Ricordo il volto amato di mia Madre
cercato tra le stanze rassettate
nel buio, sopraggiunto, della sera
e la sua voce limpida al mattino
il giorno del mercato.
La piazza sotto gli archi, destata dalla folla
di madri, zie, cugine e ambulanti
ed io appeso alla sua mano
e tutto a me pareva un gioco tra titani
l’arcano chiacchiericcio, i passi affrettati,
poi le domande, lo sguardo ficcanaso
e frutta, e stoffe, e polli ancora vivi, mezzi spiumati
i pianti disperati per i pulcini colorati,
e pesci rossi appesi nei sacchetti,
e voci, e odori, inviti ammiccanti, prezzi gridati,
caramelle colorate, ghirlande sui banconi,
arcobaleni variopinti di mercato, risate crasse
e pizza profumata stretta nella mano.
Nel mezzo la fontana impenitente
che gli anni gorgogliò incessante.
La piccola Città della mia infanzia
chiusa com’era tra le pietre antiche
grigia come i possenti monti attorno,
pietra preziosa incastonata sopra al colle,
vivida ancora tra i quartieri grandi e ignoti.
S’alzava il campanile sopra i coppi chiari
fiero e appartato, appena sotto il bianco delle nubi.

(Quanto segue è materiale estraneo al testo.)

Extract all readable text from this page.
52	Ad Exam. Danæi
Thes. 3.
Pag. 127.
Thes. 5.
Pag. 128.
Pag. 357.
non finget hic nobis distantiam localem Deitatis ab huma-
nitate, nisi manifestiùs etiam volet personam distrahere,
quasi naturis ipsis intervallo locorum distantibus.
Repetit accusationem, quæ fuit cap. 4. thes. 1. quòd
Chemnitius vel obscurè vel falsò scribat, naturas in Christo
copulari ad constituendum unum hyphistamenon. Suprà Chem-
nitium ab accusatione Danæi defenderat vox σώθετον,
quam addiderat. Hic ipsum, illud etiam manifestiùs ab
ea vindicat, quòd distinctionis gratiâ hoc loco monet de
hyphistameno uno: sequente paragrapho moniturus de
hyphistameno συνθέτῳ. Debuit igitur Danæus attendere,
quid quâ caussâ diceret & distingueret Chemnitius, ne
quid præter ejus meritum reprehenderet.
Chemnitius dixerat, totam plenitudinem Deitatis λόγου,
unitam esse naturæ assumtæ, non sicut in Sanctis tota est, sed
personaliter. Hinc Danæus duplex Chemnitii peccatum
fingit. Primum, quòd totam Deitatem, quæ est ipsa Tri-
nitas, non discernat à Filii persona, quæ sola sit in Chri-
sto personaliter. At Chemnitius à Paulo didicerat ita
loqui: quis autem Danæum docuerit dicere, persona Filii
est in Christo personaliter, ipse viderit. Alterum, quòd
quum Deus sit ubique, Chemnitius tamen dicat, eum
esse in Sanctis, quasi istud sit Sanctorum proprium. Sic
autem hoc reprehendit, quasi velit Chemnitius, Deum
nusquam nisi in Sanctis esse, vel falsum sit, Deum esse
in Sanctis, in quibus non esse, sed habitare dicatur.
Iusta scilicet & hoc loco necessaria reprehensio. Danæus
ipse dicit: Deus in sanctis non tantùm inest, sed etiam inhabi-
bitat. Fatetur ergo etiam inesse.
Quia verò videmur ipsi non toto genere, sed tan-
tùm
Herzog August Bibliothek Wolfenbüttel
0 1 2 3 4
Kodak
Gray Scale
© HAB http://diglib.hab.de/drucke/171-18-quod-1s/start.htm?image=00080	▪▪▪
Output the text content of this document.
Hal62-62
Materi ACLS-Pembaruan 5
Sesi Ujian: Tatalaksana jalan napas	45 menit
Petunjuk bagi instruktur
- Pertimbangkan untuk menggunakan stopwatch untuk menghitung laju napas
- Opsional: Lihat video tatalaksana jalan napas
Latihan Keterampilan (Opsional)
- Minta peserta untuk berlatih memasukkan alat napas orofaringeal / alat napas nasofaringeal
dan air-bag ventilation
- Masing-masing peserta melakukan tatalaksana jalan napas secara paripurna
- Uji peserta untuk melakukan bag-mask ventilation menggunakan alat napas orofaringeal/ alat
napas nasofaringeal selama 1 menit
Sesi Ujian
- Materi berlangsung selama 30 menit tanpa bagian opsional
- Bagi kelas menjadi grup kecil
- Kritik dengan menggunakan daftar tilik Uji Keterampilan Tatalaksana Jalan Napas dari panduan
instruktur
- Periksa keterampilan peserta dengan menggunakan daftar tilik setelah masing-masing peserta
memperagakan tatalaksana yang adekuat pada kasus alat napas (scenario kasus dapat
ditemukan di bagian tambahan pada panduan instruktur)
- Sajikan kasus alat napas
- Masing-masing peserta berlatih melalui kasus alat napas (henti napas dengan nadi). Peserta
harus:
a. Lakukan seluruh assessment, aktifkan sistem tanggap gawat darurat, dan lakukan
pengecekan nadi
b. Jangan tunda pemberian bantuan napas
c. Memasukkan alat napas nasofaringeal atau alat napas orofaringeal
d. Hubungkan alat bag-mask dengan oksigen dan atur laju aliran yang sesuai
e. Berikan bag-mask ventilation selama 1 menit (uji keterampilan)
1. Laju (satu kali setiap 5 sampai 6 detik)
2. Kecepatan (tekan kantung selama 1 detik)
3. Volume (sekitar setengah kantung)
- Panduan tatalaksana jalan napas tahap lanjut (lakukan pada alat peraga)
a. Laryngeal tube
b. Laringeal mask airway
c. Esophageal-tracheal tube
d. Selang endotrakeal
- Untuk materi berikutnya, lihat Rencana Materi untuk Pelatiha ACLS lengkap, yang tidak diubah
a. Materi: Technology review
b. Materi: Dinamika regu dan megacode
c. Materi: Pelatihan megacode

È uguale, seppur nel mondo ormai cambiato,
e il Corso lastricato da mille colpi di scalpello
vibra caparbio come allora nella ruota e il campanello.
Città d’Ovidio che la scrisse sua
ora di bronzo sta nella piazza
sembra in ascolto del ticchettio di voci,
che come pioggia lascia il segno,
dentro un ricordo, lungo il selciato,
nell’ora consacrata dallo “struscio”.
Sulmona è la città e chi l’ha vista,
com’io l’ho amata, fiera e sincera
la porterà con sé. Seme nel cuore.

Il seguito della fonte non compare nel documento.